I actually own a DX-7. It’s sitting in a consignment store, right now, in San Francisco. I tried to program it for a few minutes when I first acquired it. After dealing with the cigarette width display, and failing to find an editor that would successfully integrate in to my studio, I gave up. End of story.
Why was my jaunt in to classic FM so short? Well, if you remember when the DX-7 came out, along with all of its competitors. This era was the beginning of the digital age, when all the knobs went away, in favor of those sad little displays. Roland came out with the Juno series, Korg came out with the Poly-800, and the like. And, Yamaha introduced the DX-7, and later the DX-100.
All of the instruments from this era, and keyboards for several years after, have one thing in common: The knobs and faders went away. And, this severely limited their programmability. But, the manufacturers got a hidden advantage out of all of this: Synthesizers with limited interfaces meant customers would be more likely to purchase sound expansions. After all, who wants the headache of having to program on those crappy little interfaces?
But, here’s the deal, the synthesizers had tons of programmability, they just had crappy interfaces! What if you had a DX-7 right now that had all of its parameters mapped to knobs, sliders and buttons?
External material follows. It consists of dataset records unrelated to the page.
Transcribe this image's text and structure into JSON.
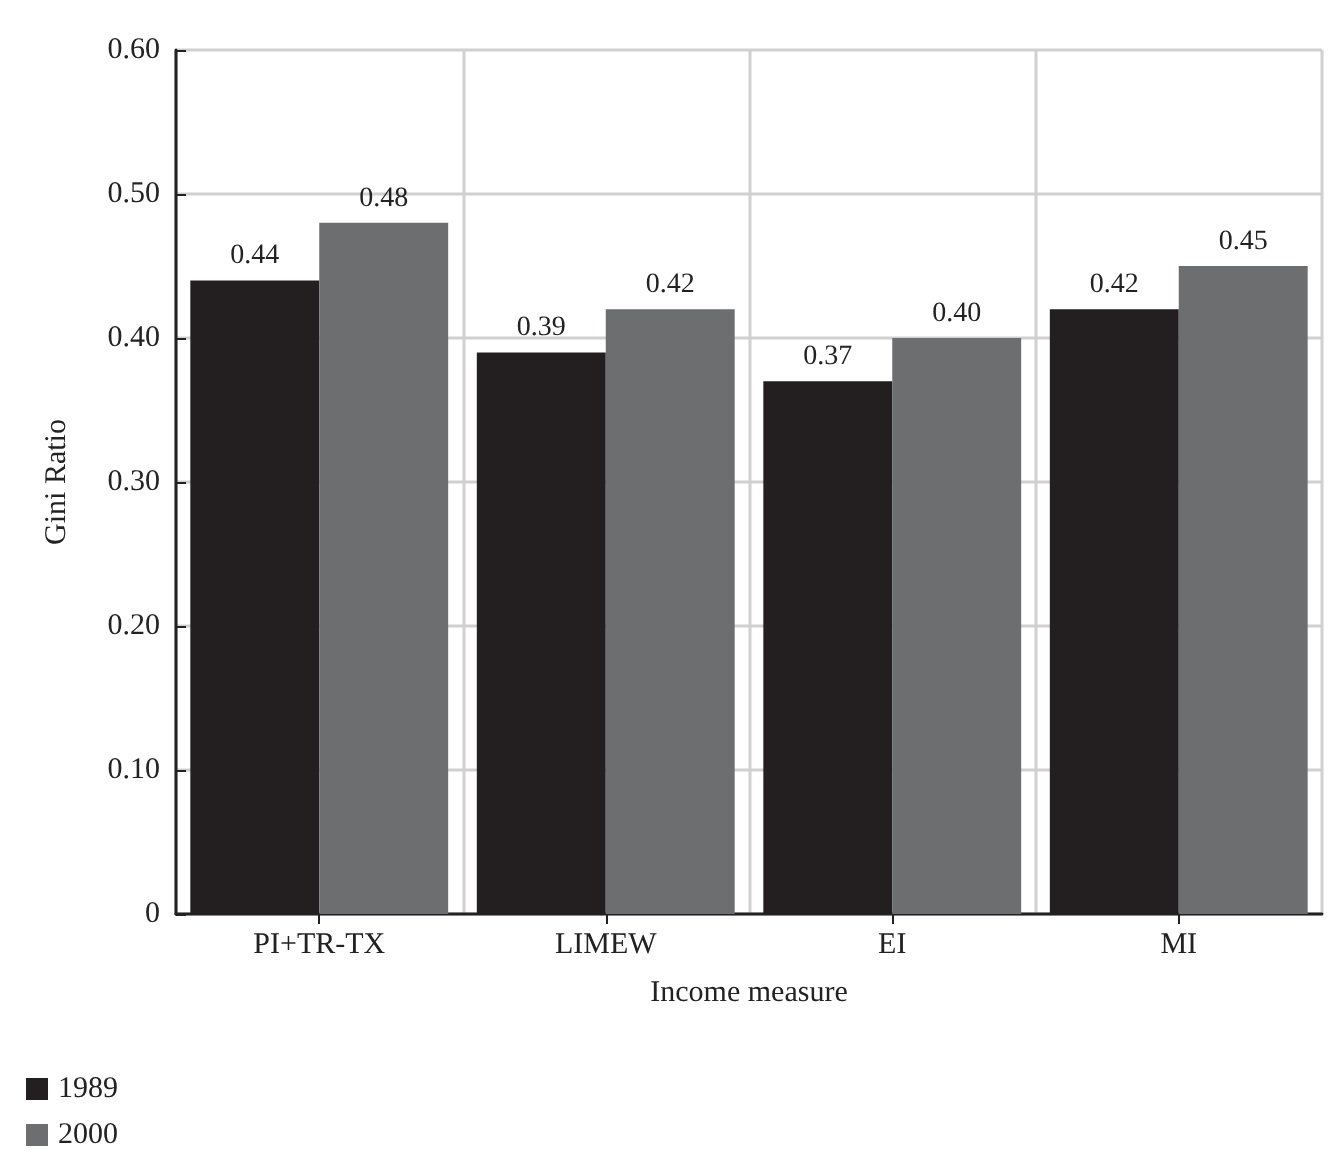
{
  "chart_data": {
    "type": "bar",
    "xlabel": "Income measure",
    "ylabel": "Gini Ratio",
    "categories": [
      "PI+TR-TX",
      "LIMEW",
      "EI",
      "MI"
    ],
    "series": [
      {
        "name": "1989",
        "color": "#231f20",
        "values": [
          0.44,
          0.39,
          0.37,
          0.42
        ],
        "value_labels": [
          "0.44",
          "0.39",
          "0.37",
          "0.42"
        ]
      },
      {
        "name": "2000",
        "color": "#6d6e70",
        "values": [
          0.48,
          0.42,
          0.4,
          0.45
        ],
        "value_labels": [
          "0.48",
          "0.42",
          "0.40",
          "0.45"
        ]
      }
    ],
    "ylim": [
      0,
      0.6
    ],
    "yticks": [
      0,
      {
        "value": 0.1,
        "label": "0.10"
      },
      {
        "value": 0.2,
        "label": "0.20"
      },
      {
        "value": 0.3,
        "label": "0.30"
      },
      {
        "value": 0.4,
        "label": "0.40"
      },
      {
        "value": 0.5,
        "label": "0.50"
      },
      {
        "value": 0.6,
        "label": "0.60"
      }
    ],
    "grid": true,
    "legend": "bottom left"
  }
}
Leave it to Propellerhead...
Like Native Instruments with the Razor and its simplified Additive Synthesis, Propellerhead have done something similar with the PX7, and FM Synthesis. All of those buttons, knobs, faders and sliders are now visually accessible. So, even if FM synthesis isn’t something you’re familiar with at the moment, you’ve now got a much better interface for learning it. And, you’ve got something that the DX-7 never had- Control Voltages.
Similarities to the Original?
Surprisingly, there are more similarities than you might think. The entire original ROM banks, plus a huge selection of classic DX-7 patches are available. So, if you have a DX-7, like me, that you no longer want wasting space... Well, you no longer have to hold on to it. That classic sound has been preserved.
How is it with more modern patches?
Well, this is where I was more than surprised. The additionally supplied patches from this century are big, cutting and worthy of your attention. For example: Some of the wobble basses are thick and evil and will fully integrate with any modern project. But, Propellerhead take things a little farther.
There are significant numbers of Combinator patches that are incorporating the PX7 with some really wonderful results. As we discussed earlier, FM synthesis has a very tinny sound that doesn’t lend well to all typed of patches. But, when being augmented by other effects and instruments within Reason... Well, this becomes something special. Seriously, it adds an element to Reason Combinators that was not there before.
Bottom Line for the PX7
If you’re either nostalgic, or love a synth that can be either seriously dirty, or almost too sweet, you really should check out the PX7. But, if you’re a sound designer that really wants to get another form of synthesis under your belt, and FM synthesis has always eluded you. Well, this is an excellent introduction and just for $99/€79 .
Either way, I would strongly recommend the Try It option first. It’s just wise to see if this is your kind of sound.